Many people are contemplating the idea of becoming private landlords and it’s not because they have a hard time paying the bills at the end of the month. In the United Kingdom, the number of households in the private rented sector made a leap from 2,8 million in 2008 to 4,5 million in 2017. Some of the advantages of letting a property include but aren’t limited to income from renters, property value growth, and making tax deductions. What about you? Do you intend to let your property? If the answer is yes, take these steps on your incredible journey.
Find a great tenant
The longer someone stays in the property, the better. You won’t have to waste time looking for another tenant. Do your best to find a tenant that will last. A person who sticks around for a long, long time guarantees monthly rental income, not to mention that they will take better care of the property. Now, how are you supposed to find such a person? You could promote your property in local newspapers, both in print and online. The best thing you can do, however, is to seek the advice of a letting agent.
Letting agents have a few tricks up their sleeves, so they can find good tenants in a relatively short period of time. Most importantly, they have access to screening tools like employment verification. It’s important to keep in mind that tenants have a series of bullet points itemizing the things that they want in a home. For example, tenants are looking for:
Proximity to infrastructure, amenities, and facilities
- A fair price
- A comfortable lifestyle
- Chance to bring their pets
- Good communication
So, if you don’t have years of letting experience, you might want to ask for help. Finding the right tenant for your home is hard.
Anticipate periods without income
The truth is that there will be periods without income. Not all rental investments are successful from the very beginning. It may take a while to find a long-lasting tenant. Needless to say, during this period, you won’t be making any money because the property is unoccupied.
You won’t have rental income, but you will still incur bills. It’s essential not to forget about the periods between tenancies. If the tenant decides that it’s time to move on, you have to limit the vacancy period. This is no easy thing to do, especially if the real estate market experiences fluctuations. Maybe so, yet you have to be prepared.
Walton Robinson letting agents draw attention to the fact that void periods of considerable length affect the bottom line of your investment.
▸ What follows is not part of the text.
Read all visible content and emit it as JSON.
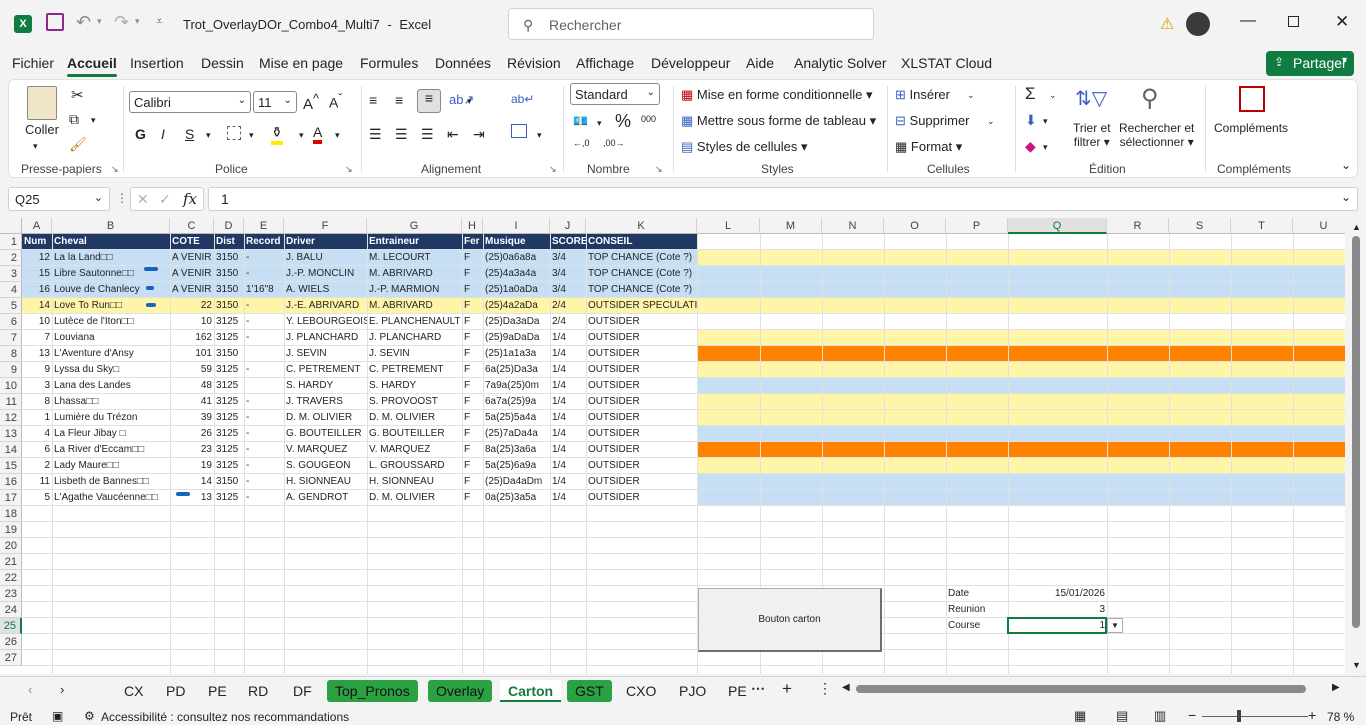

To be more precise, they have the power to reduce the return on your investment.
If you want to keep your investment property earning rather than costing you, you need to think in advance. The lease agreements should expire in a good period of time. Generally speaking, you get more choice when it comes down to tenants during peak season, i.e. from May to August. Another thing to keep in mind is that tenants have a great many options are they typically choose the most affordable one. Consider offering rent reductions.
At first glance, it might seem that not having a stable income isn’t such a big deal. You don’t live off the rental income. This is because you don’t think like a private landlord. Letting a property is just like a business, which means that you should get a check at the end of the month.
Fully understand your responsibilities
As a landlord, you have not only rights but also responsibilities. So, if you let a property and become a landlord, there are certain responsibilities that come with the newly-acquired status. Here are some of the legal responsibilities that come with letting a property:
1. Prevent hazards on your property
The property should be safe for the person/people living in it. As far as the dangers in your home are concerned, know that the vast majority of fatalities are associated with electricity. Hire a reliable electrician and make the necessary upgrades. From time to time, it’s a good idea to do a security audit. There might be vulnerabilities that you’re not even aware of. Taking a walk around the property isn’t enough to uncover hidden problems.
2. Offer an Energy Performance Certificate
What the Energy Performance Certificate does is offer information regarding the property’s energy usage and typical energy costs. The building is granted a rating between A, which stands for very efficient, and G, which stands for inefficient. In case you didn’t already know, you must order a certificate of this type even before marketing the rental property. In countries like Scotland, it’s necessary to display it somewhere on the property.
3. Serve the How to rent guide
The tenant will expect to receive a How to rent guide. In places like England, this is a normal expectation. The landlord, that means you, is required by law to serve a copy of the booklet to the tenant at the beginning of the collaboration. If you don’t do this, you could get prosecuted. You can offer a printed version or send a digital copy. It doesn’t really matter. If the tenancy is renewed, you don’t have to serve yet another copy.
Count on professionals to navigate the financial aspects
Letting a property is no fun and games. In other words, you have numerous financial responsibilities if you become a private landlord. There are charges that will affect you. Stamp Duty is just one of them. The actual threshold is £125,000 for residential properties. However, you might not have to pay tax on rental income at all. You’re allowed to deduct mortgage interests, as well as other expenses from your rental income. If you have a hard time navigating the financial aspects of being a landlord, reach out to professionals.
The bottom line is that letting a property isn’t as easy as people think it is. It’s a business based on people, but with heavy financial implications. If you act responsibly, your chances of being successful are strong. Wisdom and experience will help you make it to the finish line. So, don’t despair.